Straub conceded that a reporter could grow gray and long-in-the-tooth waiting on the White House to release the president's returns. "Which," he said, "is one reason the issue is only rarely raised. Regardless of pressure, Trump has made it clear he will not release any of his tax returns."
Straub said knocking out a news piece about Trump's refusal to release his returns "is like writing a story saying the sun is going to rise in the east this morning. The fact by itself is going to add nothing to the debate."
Straub said that rather than flat-out querying Trump or Sanders about the returns, some reporters have adopted an indirect approach.
"For instance there have been a number of stories printed over the past months about the number of lies this president tells. As we used to say in Kentucky, he'd rather climb up a tree and tell a lie than stand on the ground and tell the truth. When the lying issue is raised, reports regarding his tax returns leach into the narrative."
Straub said the tax legislation itself has resurrected the tax returns as a news story.
"The Republicans have inserted a provision into their godawful tax cut bill to benefit real estate developers by allowing them to take advantage of a new tax break that’s planned for partnerships, limited liability companies and other so-called 'pass-through' businesses. It could earn Trump millions and editorialists are citing it as an example of why the president should release his tax returns."
Still, Straub argued that the main reason the president's taxes "is no longer an A-list issue is Trump's propensity for flooding the zone. He is involved in so many incredible, outrageous things that an old story, like tax returns, gets buried by the new.

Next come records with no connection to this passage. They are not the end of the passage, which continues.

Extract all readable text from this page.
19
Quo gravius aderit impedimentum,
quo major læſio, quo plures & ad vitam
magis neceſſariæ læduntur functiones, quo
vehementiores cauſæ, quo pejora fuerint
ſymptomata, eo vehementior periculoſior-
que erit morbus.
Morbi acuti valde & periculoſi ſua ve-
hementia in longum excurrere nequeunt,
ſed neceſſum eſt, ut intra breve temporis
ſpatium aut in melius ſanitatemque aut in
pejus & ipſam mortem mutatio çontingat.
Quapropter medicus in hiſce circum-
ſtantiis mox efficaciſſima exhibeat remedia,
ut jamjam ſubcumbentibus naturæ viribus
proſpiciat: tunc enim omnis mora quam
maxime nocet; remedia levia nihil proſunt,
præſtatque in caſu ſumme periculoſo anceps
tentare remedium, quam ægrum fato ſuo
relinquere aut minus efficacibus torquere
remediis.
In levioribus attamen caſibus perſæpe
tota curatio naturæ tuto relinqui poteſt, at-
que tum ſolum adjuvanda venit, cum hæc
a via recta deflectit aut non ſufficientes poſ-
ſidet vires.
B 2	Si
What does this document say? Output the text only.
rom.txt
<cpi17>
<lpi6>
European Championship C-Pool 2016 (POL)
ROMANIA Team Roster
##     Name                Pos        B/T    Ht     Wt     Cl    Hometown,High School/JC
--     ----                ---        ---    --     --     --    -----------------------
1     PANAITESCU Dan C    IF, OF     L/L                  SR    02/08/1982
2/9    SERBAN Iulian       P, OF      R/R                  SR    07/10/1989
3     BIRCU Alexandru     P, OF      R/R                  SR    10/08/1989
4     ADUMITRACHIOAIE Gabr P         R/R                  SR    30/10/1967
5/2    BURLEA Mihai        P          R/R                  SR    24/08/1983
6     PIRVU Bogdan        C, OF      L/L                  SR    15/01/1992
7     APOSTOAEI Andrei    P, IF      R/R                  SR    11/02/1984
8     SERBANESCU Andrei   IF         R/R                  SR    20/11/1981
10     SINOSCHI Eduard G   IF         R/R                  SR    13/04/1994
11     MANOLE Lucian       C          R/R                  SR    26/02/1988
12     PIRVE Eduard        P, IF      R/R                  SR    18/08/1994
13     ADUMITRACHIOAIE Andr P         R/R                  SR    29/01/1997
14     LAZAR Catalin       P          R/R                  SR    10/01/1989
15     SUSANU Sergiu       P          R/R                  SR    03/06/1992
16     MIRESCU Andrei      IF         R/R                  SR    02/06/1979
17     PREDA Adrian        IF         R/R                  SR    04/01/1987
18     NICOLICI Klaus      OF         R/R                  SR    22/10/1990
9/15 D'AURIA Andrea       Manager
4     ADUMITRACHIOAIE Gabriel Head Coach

"When you're writing about tax cuts, Russian intervention in the election, speculation that he will fire Mueller, the nomination of incredibly unqualified judges, essentially calling Sen. Kristen Gillibrand a whore, moving the Israeli embassy to Jerusalem, indicating that he considers the FBI corrupt, well, tax returns seem so 2016. It's a credible issue, of course, but it's buried by a tsunami of outrage."